Structural Assumptions
The MS provides little detail on the development of the model structure and makes no explicit reference to its clinical validation. The MS suggests that the model structure has been derived from observation of clinical trial findings and not from an underlying clinical model of the disease. The structure reflects the conception of asthma as a disease of fluctuating day-to-day symptoms and intermittent exacerbations. Thus patients' usual condition is one of impaired quality of life, due to the variable presence of day-to-day symptoms (such as wheezing, coughing or shortness of breath causing the patient to wake at night). Patients' movement between health states does not reflect progression of disease – as would be more typical of a Markov model of chronic disease – but temporary and reversible deterioration.
While noting the lack of detail on the development and validation of the model, it appears to be appropriate given the decision problem, the data available and the specified causal relationships.

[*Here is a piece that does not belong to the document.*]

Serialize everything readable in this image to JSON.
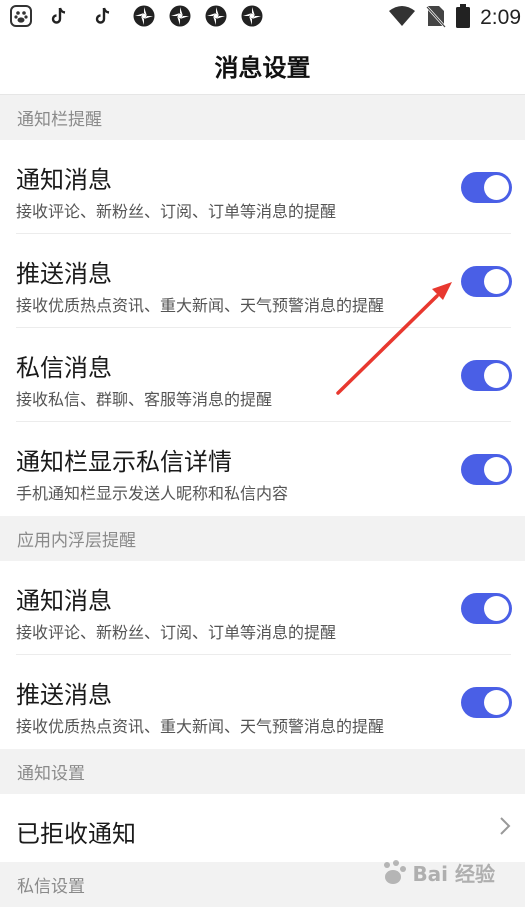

One-way Sensitivity Analyses
The MS presents univariate sensitivity analyses for a limited range of methodological (discount rates), structural (time horizon) and parameter (treatment duration, asthma related fatality, health state utility, exacerbation cost and basis for estimating omalizumab drug cost) uncertainties. No rationale has been given for the choice of variables included in (or excluded from) this sensitivity analysis. In addition the analysis has been conducted by replacing base case values with alternative assumptions – no consideration has been given to variation around base case values using credible ranges or confidence intervals. Some key input parameters (such as proportion of responders, exacerbation rates or relative risk of exacerbation with omalizumab add-on therapy) which might be expected to be highly influential on the cost-effectiveness estimates have been omitted from the sensitivity analysis.
ERG Sensitivity Analysis
The ERG presents sensitivity analyses for these parameters in Table 13 of the Evidence Review Group Report (see the "Availability of Companion Documents" field). The ERG used the confidence intervals for the parameters as ranges in the sensitivity analyses. These were taken from the INNOVATE trial data, the manufacturer's calculations on Excel sheet 'AP2-Model Parameters', or calculated using standard confidence interval calculations. The ranges for other parameters were chosen arbitrarily based on reasonable likely ranges.
Comment on Validity of Results Presented with Reference to Methodology Used
In general, the approach taken to modelling cost effectiveness in this patient group seems reasonable. A number of concerns have been raised by the ERG, with respect to the approach to costing omalizumab treatment, the appropriateness of the exacerbation fatality rate used and inadequate consideration of potential biases introduced by missing data. However the overall structure of the model seems reasonable and the significance of the concerns raised by the ERG can partly be determined through careful sensitivity analysis.